Hier, Emmanuel Macron a lui aussi justifié cette nouvelle salve par le besoin d’« indépendance énergétique de la France », qui devra se montrer capable d’assurer son « approvisionnement électrique ». Mais loin des grandes préoccupations du vingtième siècle, un autre argument s’est ajouté à sa palette : l’atome représente un atout précieux pour atteindre les objectifs climatiques de la France de neutralité carbone en 2050, celui-ci émettant peu de gaz à effet de serre, a fait valoir le chef de l’Etat.
« Si nous voulons payer notre énergie à des tarifs raisonnables et ne pas dépendre de l’étranger, il nous faut tout à la fois continuer d’économiser l’énergie et d’investir dans la production d’énergies décarbonées sur notre sol », a-t-il précisé.
Retour en grâce de l’atome
Initialement, le gouvernement avait pourtant temporisé, en repoussant la décision de construire ou non de nouveaux EPR après la fin du chantier impopulaire de Flamanville. Mais à moins de six mois de l’élection présidentielle, le momentum était plus qu’opportun. Car les partisans du nucléaire, profitant d’un alignement des planètes inédit, reviennent en force, à l’heure où l’urgence environnementale et la volonté de réindustrialisation du territoire imprègnent le débat public.
Et c’est peu dire qu’ils ont été confortés par la publication fin octobre des scénarios « Futurs énergétiques 2050 » du gestionnaire de réseau électrique RTE, commandés par l’exécutif en 2019. Pour cause, cette vaste étude conclut que le mix le moins coûteux, le moins risqué au vu de la trajectoire climatique, et le plus facilement atteignable d’ici à 30 ans au regard des technologies actuelles, ne repose pas que sur les renouvelables et sur le nucléaire... mais sur les deux.
Un pied de nez aux tenants du 100% renouvelable, parmi lesquels le candidat EELV à la présidentielle, Yannick Jadot, qui s’était empressé de dénoncer une « manipulation du gouvernement ».
« RTE nous dit qu’il faut agir vite, donc la décision va être prise, et rapidement », avait quant à elle souligné la ministre de la Transition écologique, Barbara Pompili, ouvrant la voie à des annonces d’ici la fin de l’année.
Signe que le calendrier s’accélère, EDF avait posé lundi sa pierre à l’édifice, en assurant que la filière « sera prête » en cas de commande de nouveaux EPR en France, ceux-ci pouvant être livrés « dans le respect des coûts et du calendrier » contrairement à Flamanville.

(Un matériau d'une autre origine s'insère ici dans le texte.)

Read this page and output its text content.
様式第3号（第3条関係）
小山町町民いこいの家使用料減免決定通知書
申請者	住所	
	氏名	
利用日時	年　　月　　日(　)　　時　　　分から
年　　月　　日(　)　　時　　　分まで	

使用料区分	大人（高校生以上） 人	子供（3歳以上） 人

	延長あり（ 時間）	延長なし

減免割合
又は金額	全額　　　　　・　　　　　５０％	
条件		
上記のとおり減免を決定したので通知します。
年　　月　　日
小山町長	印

Pour rappel, le groupe avait lancé l’an dernier un plan « d’excellence industrielle » (Excell) comprenant 25 engagements pour restaurer la « confiance » dans la filière.
« Nous avons 22 des 25 engagements qui ont attaqué la phase de déploiement », a ainsi fait savoir en début de semaine Alain Tranzer, délégué général à la qualité industrielle et aux compétences nucléaires d’EDF.
Se félicitant de cette annonce, le PDG d’EDF, Jean-Bernard Levy, a lui répété lors d’une audition au Sénat ce mercredi que le groupe était « prêt ». EDF avait d’ailleurs rendu au printemps un rapport sur le possible lancement de trois paires d’EPR, et identifié fin 2020 quatre sites capables de les accueillir : à la centrale de
Penly (Seine-Maritime), de de Gravelines (Nord), ainsi que dans la région Rhône-Alpes (à Bugey ou au Tricastin). De quoi préparer le terrain, avant un retour en grâce de l’atome sur le territoire national, en plus des 56 réacteurs déjà installés.
« L’industrie nucléaire française est aujourd’hui prête à construire ces réacteurs EPR2, qui créeront de nombreux emplois qualifiés, multiplieront les innovations et feront reconnaître une nouvelle fois ce savoir-faire industriel français à travers le monde », a également réagi hier soir Cécile Arbouille, Déléguée Générale du Groupement des Industriels Français de l’Energie Nucléaire (GIFEN).
Des investissements aux quatre coins du globe
D’autant que la résurgence du nucléaire dépasse les frontières de l’Hexagone. Après avoir été longtemps écartés des conférences climat, ses promoteurs sont venus vendre les mérites de cette source d’énergie bas carbone à la COP26, qui se tient actuellement à Glasgow. Pour cause, de plus en plus de pays investissent dans l’atome, mettant en avant ses atouts pour le climat.
Alors que la Pologne compte dessus pour sortir du charbon, l’Inde discute avec EDF pour bâtir la plus grande centrale au monde. Quant à la Chine, elle a récemment annoncé la construction de pas moins de 150 réacteurs nucléaires sur son sol et une trentaine à l’export, pour diminuer sa dépendance aux énergies fossiles.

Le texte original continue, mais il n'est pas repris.